Modem Throughput Speeds

Connection Bits/Sec Bytes/Sec KB/Min MB/Hour MinSec/MB
Modem 9,600 1200 70 4 14m 33s
Modem 14,400 1800 106 6 9m 42s
V.34 Modem 28,800 3600 211 12 4m 51s
Modem 33,600 4200 246 14 4m 09s
V.90 Modem 42,000 5250 308 18 3m 19s
V.90 Modem 50,000 6250 366 22 2m 48s

KB or Kilobyte = 1024 Bytes, or roughly a thousand

MB or Megabyte = 1024 x1024, or 1048576 Bytes, or roughly a million

Note these numbers are for uncompressed data, just to give you an idea on raw data throughput. With compressible data, throughput can go up by a factor of 2 or 3 over these ratings. However, because graphic images on web pages are already compressed, the real multiplier for web browsing generally works out to around 1.5 to 2x the above listed rates. So divide the times by 2 to approximate real world download times assumming 2 to 1 compression. Faster is better! It is easy to cost justify that $100 for a 56K modem if you value your time. Amazing but true, a large number of web surfers out there still use those tired 14.4 modems.
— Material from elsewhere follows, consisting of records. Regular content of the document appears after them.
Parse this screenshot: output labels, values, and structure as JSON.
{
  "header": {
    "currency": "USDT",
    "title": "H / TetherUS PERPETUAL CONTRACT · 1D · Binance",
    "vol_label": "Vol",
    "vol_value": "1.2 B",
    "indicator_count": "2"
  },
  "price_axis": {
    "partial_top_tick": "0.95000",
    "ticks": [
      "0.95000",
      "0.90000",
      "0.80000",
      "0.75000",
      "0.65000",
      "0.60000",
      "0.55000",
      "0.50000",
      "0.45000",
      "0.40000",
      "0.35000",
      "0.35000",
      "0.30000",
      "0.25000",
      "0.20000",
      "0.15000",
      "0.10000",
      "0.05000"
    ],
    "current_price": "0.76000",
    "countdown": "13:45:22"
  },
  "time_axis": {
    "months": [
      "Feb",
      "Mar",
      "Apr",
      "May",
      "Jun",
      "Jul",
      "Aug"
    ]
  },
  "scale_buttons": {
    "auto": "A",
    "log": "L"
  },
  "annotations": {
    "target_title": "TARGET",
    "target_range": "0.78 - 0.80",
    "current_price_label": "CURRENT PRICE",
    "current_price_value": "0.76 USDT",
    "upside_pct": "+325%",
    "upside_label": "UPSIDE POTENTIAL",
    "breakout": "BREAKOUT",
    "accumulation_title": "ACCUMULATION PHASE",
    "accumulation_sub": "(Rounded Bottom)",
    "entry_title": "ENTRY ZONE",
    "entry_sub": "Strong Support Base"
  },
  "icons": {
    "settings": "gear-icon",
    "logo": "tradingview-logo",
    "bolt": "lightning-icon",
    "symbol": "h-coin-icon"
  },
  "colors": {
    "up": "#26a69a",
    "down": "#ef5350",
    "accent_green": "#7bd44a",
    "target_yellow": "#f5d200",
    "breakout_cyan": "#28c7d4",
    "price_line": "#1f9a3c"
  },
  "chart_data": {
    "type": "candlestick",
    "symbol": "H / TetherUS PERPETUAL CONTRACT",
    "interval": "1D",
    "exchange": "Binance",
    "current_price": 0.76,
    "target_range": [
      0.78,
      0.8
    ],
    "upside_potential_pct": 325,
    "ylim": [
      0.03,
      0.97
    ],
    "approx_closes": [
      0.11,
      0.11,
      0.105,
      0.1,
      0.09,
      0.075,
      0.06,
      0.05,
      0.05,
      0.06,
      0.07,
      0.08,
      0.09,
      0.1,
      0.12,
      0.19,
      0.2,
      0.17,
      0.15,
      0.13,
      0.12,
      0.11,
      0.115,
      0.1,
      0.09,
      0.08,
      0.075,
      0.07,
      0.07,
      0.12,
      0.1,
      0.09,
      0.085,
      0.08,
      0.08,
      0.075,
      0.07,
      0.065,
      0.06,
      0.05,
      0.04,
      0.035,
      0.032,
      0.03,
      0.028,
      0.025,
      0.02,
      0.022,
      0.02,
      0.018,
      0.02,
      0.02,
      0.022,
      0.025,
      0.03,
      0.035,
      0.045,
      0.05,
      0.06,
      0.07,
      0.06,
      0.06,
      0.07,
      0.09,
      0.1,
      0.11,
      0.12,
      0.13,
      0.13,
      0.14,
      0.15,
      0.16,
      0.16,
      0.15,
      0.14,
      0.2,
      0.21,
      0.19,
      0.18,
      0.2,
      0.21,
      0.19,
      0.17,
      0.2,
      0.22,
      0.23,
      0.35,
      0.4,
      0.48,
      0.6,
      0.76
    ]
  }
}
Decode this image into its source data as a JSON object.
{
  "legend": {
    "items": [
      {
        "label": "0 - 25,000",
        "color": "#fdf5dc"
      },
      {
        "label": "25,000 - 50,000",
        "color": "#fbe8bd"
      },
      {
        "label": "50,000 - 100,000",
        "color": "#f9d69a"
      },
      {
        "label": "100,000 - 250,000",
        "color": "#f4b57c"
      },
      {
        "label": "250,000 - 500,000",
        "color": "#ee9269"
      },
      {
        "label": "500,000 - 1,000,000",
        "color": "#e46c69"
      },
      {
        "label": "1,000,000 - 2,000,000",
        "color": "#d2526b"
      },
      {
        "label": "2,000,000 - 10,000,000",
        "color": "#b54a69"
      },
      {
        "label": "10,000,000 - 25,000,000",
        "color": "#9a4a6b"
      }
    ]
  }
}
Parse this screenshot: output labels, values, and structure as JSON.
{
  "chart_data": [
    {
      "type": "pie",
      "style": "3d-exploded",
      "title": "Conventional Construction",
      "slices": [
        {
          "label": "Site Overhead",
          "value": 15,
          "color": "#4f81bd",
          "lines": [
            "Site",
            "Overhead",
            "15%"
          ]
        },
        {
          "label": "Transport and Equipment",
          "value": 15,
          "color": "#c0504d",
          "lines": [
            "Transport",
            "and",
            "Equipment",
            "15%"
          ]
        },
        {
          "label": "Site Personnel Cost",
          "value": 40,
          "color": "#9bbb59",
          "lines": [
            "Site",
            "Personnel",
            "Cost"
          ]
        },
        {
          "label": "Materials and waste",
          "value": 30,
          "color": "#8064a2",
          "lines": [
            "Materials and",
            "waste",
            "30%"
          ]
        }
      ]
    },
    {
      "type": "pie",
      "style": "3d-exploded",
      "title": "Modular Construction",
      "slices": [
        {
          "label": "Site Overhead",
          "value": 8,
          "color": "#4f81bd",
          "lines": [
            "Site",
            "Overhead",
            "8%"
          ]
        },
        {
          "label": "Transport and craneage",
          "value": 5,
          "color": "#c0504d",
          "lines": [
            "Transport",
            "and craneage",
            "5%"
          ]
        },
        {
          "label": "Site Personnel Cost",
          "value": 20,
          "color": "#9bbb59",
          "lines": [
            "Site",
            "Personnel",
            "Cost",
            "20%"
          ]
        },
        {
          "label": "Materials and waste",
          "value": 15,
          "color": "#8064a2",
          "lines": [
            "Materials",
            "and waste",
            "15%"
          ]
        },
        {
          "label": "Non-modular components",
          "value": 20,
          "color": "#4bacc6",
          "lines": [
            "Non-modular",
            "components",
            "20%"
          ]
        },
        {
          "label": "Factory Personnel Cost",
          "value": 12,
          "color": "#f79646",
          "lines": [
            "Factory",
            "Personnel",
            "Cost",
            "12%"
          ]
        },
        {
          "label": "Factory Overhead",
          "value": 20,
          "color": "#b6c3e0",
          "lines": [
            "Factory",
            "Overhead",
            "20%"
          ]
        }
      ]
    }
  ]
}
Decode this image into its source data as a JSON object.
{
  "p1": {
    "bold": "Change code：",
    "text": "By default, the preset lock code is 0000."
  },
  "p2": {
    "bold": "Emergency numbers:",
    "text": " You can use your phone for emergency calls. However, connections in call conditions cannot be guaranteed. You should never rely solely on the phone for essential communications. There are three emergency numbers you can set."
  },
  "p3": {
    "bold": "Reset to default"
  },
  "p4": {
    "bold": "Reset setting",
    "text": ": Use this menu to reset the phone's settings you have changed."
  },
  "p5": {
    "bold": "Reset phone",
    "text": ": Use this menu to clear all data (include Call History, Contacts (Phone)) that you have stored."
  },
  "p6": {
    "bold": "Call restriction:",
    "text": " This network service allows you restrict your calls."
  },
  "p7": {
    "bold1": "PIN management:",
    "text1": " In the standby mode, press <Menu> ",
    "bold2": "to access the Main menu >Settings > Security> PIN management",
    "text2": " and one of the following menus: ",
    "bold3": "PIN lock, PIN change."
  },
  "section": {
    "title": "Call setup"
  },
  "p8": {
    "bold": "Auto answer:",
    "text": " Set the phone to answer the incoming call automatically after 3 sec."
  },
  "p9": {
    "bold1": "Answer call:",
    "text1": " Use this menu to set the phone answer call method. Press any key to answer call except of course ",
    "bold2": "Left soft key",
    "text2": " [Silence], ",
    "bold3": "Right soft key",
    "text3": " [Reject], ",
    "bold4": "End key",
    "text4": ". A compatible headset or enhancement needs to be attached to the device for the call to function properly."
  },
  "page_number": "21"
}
Life is short. Get a V.90 modem fast!

Two rows of data are shown for V.90 modems because your connect speed will vary depending on the quality of your phone line and distance to your "CO" or Central Office (local telephone facility). A pretty good line should get about a 48 to 50K connection. The Telephone Network was designed to carry voice traffic, not the flood of data transfer it is being used for today. It is generally claimed that people who live within 3 1/2 miles from their central office will get significantly better connect speeds using a V.90 modem over using a V.34 modem.

DTE vs DCE speed. Modem shoppers in stores like CompUSA often ask why they should buy a 56K modem, when their modem already says "connected at 57600" or "connected at 115200". Well, this is a common misunderstanding of what the reported connect speed means. These speeds are the DTE (Data Terminal Equipment) speed, which is the speed of the connection between your PC and your modem. The DCE (Data Communications Equipment) speed is the bottleneck. The DCE speed is the speed between your modem and the other modem you connect to. Prior to 56K modems, the best speed you could get between two modems was 33600 bits per second. Now using 56K technology, rates approaching 50000 bits per second are achievable.

Asymetric Data. Notable is that the V.90 standard calls for 'asymetric' data rates, just as both K56flex and X2 did before the standard. This means that the send and receive data speeds are different when you connect in V.90 mode. Fortunately, high speed (up to 54Kbps) is realized in the downstream direction, which is good since this is where the bulk of the data is, downloading graphics, etc. from the internet to your modem. The upstream direction is limited to 33.6Kbps, which is OK, since most of the data web surfers send is mouse click commands, which don't require much data to be transmitted.